Provided by Chef Remy 186273
Categories One Dish Meal
Time 25m
Yield 4 dishes, 4 serving(s)
Number Of Ingredients 11
Steps:
- In a large pot of boiling salted water, cook the pasta until al dente.
- Drain pasta and return to the pot.
- Cover to keep warm.
- If you are re-constituting dried mushrooms, boil slightly in a separate pot or pan until they have absorbed enough water to make them tender.
- If you are re-constituting dried mushrooms, add the fresh mushrooms to them for about 1 minute to allow them to absorb some of the wild mushroom flavor.
- In a large saute pan, heat the oil over medium-high heat.
- Add the mushrooms and cook, stirring, until soft, 3 to 4 minutes.
- Add the shallots, garlic, thyme, salt, and pepper, and cook, stirring, until fragrant, about 2 minutes.
- Add the cream.
- Increase the heat to high, and bring to a boil.

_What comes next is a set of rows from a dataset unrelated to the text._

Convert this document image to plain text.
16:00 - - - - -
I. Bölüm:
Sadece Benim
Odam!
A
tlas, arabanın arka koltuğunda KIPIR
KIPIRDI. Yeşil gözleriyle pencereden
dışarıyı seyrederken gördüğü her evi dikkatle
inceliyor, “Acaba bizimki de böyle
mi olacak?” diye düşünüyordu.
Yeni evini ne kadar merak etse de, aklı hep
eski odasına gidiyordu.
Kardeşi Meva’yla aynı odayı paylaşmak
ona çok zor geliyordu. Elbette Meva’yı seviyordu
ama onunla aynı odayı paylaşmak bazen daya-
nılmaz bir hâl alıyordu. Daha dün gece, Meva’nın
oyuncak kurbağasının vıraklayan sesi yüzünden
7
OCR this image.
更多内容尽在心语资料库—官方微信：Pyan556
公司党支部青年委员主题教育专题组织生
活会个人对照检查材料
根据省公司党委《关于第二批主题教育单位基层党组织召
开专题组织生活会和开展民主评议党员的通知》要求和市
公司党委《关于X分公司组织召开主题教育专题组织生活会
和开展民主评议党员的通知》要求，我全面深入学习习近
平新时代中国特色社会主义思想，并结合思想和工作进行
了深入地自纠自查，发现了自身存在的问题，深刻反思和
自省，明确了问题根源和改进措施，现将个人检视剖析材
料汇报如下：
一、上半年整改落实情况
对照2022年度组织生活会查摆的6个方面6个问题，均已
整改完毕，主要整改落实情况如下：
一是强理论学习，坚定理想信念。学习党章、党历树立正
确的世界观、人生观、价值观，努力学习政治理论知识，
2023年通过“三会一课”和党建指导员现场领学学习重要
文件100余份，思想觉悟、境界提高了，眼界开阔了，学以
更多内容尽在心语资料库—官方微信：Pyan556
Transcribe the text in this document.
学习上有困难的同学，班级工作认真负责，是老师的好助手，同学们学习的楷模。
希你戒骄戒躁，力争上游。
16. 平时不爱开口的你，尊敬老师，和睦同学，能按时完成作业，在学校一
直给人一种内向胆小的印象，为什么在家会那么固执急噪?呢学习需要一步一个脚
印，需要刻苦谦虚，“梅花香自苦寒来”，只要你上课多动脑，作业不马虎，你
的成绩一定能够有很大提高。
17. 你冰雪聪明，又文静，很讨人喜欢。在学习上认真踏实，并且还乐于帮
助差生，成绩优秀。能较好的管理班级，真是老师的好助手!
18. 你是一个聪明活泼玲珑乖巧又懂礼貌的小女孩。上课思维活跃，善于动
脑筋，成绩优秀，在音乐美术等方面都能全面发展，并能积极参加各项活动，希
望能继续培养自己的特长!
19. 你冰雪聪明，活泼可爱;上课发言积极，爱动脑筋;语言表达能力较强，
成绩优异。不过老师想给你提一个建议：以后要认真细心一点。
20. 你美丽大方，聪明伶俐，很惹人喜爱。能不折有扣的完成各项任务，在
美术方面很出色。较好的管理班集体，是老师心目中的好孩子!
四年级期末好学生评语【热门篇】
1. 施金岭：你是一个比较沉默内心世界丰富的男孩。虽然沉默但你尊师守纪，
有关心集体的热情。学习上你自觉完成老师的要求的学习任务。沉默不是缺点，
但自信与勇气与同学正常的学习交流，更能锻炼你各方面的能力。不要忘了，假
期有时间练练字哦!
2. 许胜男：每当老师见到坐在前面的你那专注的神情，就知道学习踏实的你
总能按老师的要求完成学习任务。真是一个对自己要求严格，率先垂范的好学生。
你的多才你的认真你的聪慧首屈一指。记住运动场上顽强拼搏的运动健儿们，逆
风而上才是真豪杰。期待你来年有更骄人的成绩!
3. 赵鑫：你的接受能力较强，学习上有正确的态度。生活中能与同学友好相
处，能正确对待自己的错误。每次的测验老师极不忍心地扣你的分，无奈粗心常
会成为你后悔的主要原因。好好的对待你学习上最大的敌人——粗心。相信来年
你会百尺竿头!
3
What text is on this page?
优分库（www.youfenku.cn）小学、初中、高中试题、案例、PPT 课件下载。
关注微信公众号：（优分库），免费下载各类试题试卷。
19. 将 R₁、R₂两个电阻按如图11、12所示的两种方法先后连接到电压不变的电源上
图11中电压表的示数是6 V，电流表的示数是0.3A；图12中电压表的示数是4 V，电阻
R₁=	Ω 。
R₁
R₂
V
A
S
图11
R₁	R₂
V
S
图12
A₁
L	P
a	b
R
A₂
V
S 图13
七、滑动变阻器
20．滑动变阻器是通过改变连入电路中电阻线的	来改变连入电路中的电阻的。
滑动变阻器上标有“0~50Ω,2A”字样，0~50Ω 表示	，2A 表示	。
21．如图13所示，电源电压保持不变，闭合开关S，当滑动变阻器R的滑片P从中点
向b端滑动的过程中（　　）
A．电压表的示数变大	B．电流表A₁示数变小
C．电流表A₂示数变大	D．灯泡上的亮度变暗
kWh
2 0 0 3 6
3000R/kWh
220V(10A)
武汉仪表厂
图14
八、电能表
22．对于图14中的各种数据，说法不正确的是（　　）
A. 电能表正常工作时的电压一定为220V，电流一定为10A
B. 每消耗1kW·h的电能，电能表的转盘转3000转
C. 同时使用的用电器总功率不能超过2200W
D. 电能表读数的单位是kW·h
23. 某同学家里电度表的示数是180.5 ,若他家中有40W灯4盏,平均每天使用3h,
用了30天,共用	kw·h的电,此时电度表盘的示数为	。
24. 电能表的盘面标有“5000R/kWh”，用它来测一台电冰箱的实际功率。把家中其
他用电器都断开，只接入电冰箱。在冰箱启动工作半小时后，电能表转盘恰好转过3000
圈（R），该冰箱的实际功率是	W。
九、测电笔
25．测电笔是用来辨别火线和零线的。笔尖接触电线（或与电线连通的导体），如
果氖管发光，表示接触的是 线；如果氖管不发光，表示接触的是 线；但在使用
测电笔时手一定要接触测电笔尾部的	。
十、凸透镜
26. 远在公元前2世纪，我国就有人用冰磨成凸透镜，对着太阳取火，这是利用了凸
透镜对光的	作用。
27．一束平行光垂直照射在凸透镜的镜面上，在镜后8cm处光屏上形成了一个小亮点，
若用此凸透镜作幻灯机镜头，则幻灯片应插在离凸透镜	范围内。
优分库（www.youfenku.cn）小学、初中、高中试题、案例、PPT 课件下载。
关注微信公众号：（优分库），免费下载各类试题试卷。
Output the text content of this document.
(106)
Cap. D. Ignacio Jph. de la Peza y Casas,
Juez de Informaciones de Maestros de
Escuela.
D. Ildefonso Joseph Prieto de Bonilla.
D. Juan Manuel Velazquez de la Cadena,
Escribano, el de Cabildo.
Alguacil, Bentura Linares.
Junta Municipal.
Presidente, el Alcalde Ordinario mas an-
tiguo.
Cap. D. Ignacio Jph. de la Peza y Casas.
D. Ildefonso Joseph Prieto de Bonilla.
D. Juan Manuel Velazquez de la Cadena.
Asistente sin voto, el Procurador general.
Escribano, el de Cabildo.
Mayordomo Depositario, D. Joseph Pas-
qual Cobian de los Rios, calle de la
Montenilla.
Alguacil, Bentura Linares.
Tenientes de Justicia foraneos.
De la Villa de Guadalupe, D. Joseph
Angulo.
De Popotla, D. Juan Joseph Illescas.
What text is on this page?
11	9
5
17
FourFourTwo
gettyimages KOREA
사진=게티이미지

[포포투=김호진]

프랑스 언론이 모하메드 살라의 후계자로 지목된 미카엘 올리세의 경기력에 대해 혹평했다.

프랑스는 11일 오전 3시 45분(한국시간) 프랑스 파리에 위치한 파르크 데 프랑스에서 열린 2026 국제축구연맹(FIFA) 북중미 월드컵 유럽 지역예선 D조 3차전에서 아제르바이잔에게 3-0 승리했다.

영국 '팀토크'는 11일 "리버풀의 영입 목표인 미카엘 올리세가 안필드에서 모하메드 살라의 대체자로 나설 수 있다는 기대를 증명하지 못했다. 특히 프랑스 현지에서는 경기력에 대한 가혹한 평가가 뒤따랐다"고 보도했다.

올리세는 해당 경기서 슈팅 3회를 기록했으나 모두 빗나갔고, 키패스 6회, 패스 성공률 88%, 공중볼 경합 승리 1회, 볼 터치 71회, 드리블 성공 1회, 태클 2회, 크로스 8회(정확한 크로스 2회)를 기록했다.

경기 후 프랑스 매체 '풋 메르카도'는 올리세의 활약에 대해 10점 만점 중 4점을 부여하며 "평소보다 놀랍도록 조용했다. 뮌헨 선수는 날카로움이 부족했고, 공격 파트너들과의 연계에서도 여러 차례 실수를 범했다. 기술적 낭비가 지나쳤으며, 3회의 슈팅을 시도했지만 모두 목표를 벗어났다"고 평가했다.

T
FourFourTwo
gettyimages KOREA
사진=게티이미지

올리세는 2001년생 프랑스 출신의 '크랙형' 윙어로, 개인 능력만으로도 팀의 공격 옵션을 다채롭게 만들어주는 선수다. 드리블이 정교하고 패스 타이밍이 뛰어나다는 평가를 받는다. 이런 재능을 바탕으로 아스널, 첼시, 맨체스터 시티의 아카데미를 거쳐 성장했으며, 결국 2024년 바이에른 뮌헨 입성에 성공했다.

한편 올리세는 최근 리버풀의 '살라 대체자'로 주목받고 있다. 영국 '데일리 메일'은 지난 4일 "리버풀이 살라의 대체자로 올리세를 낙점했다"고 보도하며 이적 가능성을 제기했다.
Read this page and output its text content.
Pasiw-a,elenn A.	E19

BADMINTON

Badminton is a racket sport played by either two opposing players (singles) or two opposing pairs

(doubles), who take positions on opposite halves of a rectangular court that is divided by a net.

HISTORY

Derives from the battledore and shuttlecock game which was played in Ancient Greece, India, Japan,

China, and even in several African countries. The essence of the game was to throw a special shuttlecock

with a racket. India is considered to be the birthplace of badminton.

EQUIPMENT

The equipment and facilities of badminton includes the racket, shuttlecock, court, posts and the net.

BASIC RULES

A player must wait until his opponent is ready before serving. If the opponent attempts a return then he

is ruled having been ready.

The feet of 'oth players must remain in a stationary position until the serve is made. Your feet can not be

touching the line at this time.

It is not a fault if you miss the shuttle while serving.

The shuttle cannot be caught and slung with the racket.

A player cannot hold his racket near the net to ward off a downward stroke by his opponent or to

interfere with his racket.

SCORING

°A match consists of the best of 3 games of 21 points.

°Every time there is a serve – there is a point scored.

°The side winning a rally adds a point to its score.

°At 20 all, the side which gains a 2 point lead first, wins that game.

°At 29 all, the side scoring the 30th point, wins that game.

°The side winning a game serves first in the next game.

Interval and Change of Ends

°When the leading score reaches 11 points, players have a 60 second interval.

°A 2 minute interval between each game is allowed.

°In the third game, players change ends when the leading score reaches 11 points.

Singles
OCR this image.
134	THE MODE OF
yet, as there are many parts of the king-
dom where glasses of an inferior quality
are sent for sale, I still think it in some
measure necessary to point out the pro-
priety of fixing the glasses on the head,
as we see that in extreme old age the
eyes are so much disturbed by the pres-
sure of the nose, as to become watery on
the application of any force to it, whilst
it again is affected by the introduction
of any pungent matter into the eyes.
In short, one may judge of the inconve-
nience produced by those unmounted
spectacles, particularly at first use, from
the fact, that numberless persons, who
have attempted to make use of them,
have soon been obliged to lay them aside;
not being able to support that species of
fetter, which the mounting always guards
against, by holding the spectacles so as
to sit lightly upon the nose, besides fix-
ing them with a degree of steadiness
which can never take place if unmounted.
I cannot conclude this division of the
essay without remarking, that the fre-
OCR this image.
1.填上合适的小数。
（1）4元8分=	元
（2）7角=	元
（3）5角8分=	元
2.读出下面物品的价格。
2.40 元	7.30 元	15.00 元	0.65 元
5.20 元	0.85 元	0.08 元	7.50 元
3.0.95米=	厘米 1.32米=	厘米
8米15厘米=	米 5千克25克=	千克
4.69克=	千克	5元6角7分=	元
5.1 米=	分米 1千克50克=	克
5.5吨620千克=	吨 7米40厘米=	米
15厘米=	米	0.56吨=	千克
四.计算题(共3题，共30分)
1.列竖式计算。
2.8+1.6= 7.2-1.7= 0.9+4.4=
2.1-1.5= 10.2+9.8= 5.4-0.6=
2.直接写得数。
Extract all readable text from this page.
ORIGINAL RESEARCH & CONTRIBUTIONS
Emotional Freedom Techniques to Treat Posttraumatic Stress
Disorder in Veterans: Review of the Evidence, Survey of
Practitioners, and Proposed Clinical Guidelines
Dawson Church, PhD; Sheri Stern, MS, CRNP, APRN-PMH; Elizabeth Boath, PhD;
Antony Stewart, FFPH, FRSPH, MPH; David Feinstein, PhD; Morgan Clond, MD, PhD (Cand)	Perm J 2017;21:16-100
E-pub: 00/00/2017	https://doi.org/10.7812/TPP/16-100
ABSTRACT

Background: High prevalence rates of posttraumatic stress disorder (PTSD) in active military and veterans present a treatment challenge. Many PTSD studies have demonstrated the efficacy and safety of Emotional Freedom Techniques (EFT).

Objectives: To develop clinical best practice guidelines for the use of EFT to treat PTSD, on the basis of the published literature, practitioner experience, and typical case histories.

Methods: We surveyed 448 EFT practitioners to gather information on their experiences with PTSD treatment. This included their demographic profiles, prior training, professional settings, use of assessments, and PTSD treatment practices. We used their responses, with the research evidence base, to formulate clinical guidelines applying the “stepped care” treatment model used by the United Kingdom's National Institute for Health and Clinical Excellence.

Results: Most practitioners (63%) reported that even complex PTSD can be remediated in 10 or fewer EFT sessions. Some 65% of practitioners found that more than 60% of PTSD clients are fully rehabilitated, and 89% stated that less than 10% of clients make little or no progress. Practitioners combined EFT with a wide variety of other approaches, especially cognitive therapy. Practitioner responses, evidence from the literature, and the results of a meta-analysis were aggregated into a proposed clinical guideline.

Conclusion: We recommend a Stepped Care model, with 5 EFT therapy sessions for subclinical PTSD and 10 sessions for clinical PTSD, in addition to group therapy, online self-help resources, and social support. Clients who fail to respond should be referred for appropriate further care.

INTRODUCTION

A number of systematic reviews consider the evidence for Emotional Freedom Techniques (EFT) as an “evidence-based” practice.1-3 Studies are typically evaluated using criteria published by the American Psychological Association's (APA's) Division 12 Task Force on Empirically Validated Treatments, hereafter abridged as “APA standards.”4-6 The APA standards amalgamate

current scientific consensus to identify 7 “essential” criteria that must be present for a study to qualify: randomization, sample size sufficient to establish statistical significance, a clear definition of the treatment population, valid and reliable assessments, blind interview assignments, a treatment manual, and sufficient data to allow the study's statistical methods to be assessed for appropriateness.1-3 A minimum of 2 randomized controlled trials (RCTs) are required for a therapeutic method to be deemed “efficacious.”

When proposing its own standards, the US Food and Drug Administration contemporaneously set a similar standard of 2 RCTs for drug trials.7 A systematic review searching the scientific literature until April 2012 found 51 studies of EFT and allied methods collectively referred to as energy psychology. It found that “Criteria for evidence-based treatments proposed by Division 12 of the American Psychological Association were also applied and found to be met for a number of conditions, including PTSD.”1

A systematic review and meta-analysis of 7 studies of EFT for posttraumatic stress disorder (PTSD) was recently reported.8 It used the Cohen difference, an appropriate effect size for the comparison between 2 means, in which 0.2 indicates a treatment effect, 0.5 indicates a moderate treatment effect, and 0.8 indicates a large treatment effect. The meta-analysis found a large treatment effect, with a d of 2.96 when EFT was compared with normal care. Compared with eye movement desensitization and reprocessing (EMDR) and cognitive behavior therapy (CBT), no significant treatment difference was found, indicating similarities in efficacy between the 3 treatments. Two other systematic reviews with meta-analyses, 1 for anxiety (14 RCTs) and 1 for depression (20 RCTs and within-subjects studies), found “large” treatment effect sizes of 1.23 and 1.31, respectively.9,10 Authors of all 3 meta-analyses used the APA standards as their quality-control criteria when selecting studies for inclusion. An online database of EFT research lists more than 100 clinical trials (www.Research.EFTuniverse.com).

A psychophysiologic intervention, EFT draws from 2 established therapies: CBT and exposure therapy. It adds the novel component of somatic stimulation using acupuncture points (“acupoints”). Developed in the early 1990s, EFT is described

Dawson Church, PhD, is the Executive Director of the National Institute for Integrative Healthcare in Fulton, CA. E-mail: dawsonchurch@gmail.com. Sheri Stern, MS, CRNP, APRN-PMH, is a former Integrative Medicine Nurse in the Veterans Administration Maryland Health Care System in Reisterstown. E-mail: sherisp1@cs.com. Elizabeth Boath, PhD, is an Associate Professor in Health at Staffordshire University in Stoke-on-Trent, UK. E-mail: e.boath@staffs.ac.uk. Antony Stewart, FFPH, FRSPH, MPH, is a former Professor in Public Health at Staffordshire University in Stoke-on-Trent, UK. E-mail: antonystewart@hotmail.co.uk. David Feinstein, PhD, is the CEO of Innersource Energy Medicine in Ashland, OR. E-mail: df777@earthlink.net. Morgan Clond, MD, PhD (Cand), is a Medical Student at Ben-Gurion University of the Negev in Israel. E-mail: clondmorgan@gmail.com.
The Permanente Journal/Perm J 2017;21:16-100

- Reduce the heat and simmer until the sauce thickens enough to coat the back of a spoon, about 5 minutes.
- Add the Parmesan and adjust the seasoning, to taste.
- Add the pasta, stir to coat with the sauce, and cook until the pasta is heated through, 1 minute.
- Remove from the heat and divide equaly among serving bowls or plates.
- Sprinkle each serving with chives and serve immediately.